Polizei Baden-Württemberg stärkt Demokratie durch NS-Aufarbeitung in Reutlingen
H.-Dieter ReuterPolizei Baden-Württemberg stärkt Demokratie durch NS-Aufarbeitung in Reutlingen
Die Polizei in Baden-Württemberg hat einen neuen Schritt unternommen, um Demokratie und Toleranz in den eigenen Reihen zu stärken. Am 18. März 2026 unterzeichneten das Polizeipräsidium Reutlingen und die Initiative Erinnerungsort Gräberfeld X eine formelle Vereinbarung. Ziel der Partnerschaft ist es, das Verständnis der Beamten für die NS-Geschichte und deren anhaltende Auswirkungen auf die Gesellschaft zu vertiefen.
Den Anstoß für die Zusammenarbeit gab ein Besuch von Polizepräsident Udo Vogel und seinem Team bei der Ausstellung "Unbegrenzte Anatomie: Tübinger Wissenschaft und Nationalsozialismus". Die Schau beleuchtet die Rolle des Anatomischen Instituts der Universität Tübingen während der NS-Zeit. Vogel betonte im Nachgang die Bedeutung solcher Besuche und bezeichnete sie als unverzichtbar für die politische Bildung und das Bewusstsein für die Gefahren, die von einer Aushöhlung des Rechtsstaats ausgehen.

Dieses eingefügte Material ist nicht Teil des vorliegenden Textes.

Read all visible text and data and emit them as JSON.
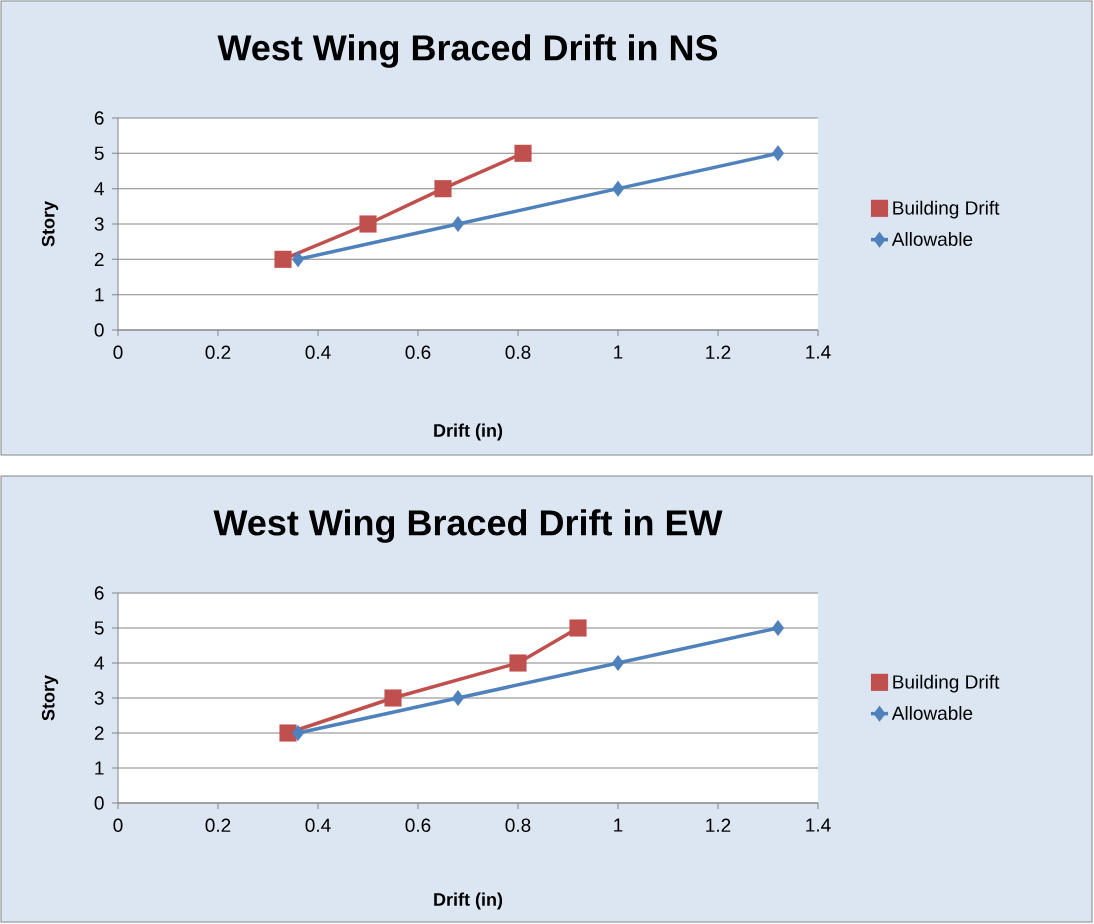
{
  "chart_data": [
    {
      "type": "line",
      "title": "West Wing Braced Drift in NS",
      "xlabel": "Drift (in)",
      "ylabel": "Story",
      "series": [
        {
          "name": "Building Drift",
          "color": "#c0504d",
          "marker": "square",
          "x": [
            0.33,
            0.5,
            0.65,
            0.81
          ],
          "values": [
            2,
            3,
            4,
            5
          ]
        },
        {
          "name": "Allowable",
          "color": "#4f81bd",
          "marker": "diamond",
          "x": [
            0.36,
            0.68,
            1.0,
            1.32
          ],
          "values": [
            2,
            3,
            4,
            5
          ]
        }
      ],
      "xlim": [
        0,
        1.4
      ],
      "ylim": [
        0,
        6
      ],
      "xticks": [
        0,
        0.2,
        0.4,
        0.6,
        0.8,
        1,
        1.2,
        1.4
      ],
      "yticks": [
        0,
        1,
        2,
        3,
        4,
        5,
        6
      ],
      "grid": "y",
      "legend": "right",
      "line_style": "solid"
    },
    {
      "type": "line",
      "title": "West Wing Braced Drift in EW",
      "xlabel": "Drift (in)",
      "ylabel": "Story",
      "series": [
        {
          "name": "Building Drift",
          "color": "#c0504d",
          "marker": "square",
          "x": [
            0.34,
            0.55,
            0.8,
            0.92
          ],
          "values": [
            2,
            3,
            4,
            5
          ]
        },
        {
          "name": "Allowable",
          "color": "#4f81bd",
          "marker": "diamond",
          "x": [
            0.36,
            0.68,
            1.0,
            1.32
          ],
          "values": [
            2,
            3,
            4,
            5
          ]
        }
      ],
      "xlim": [
        0,
        1.4
      ],
      "ylim": [
        0,
        6
      ],
      "xticks": [
        0,
        0.2,
        0.4,
        0.6,
        0.8,
        1,
        1.2,
        1.4
      ],
      "yticks": [
        0,
        1,
        2,
        3,
        4,
        5,
        6
      ],
      "grid": "y",
      "legend": "right",
      "line_style": "solid"
    }
  ]
}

Im Rahmen des landesweiten Projekts "Strategische Patenschaften für Demokratie und Toleranz", das 2024 ins Leben gerufen wurde, wurden am Polizeipräsidium Reutlingen bereits fünf sogenannte "strategische Paten" ausgebildet. Zu ihren Aufgaben gehört es, Fortbildungen für Mitarbeiter zu organisieren – etwa Führungen durch Ausstellungen, Gastvorträge oder Exkursionen mit Bezug zur NS-Geschichte. Für Polizeibedienstete wurden nun regelmäßige Besuche der Ausstellung Gräberfeld X vereinbart.
Professorin Dr. Benigna Schön Hagen, die die Gedenkinitiative vertritt, begrüßte die Kooperation. Sie hob hervor, dass die Zusammenarbeit dazu beitrage, die Wirkung der Ausstellung über ihre aktuelle Laufzeit hinaus zu verlängern. Seit der Einführung des Projekts vor zwei Jahren gebe es in Baden-Württemberg keine vergleichbaren Vereinbarungen zwischen Polizei und Gedenkstätten.
Die Vereinbarung stellt einen strukturierten Ansatz dar, um historisches Bewusstsein fest in der Polizeiausbildung zu verankern. Beamte werden sich künftig mit Ausstellungen und Bildungsprogrammen auseinandersetzen, die sich mit NS-Verbrechen befassen. Zudem soll die Initiative den interkulturellen Dialog und demokratische Werte innerhalb der Behörde fördern.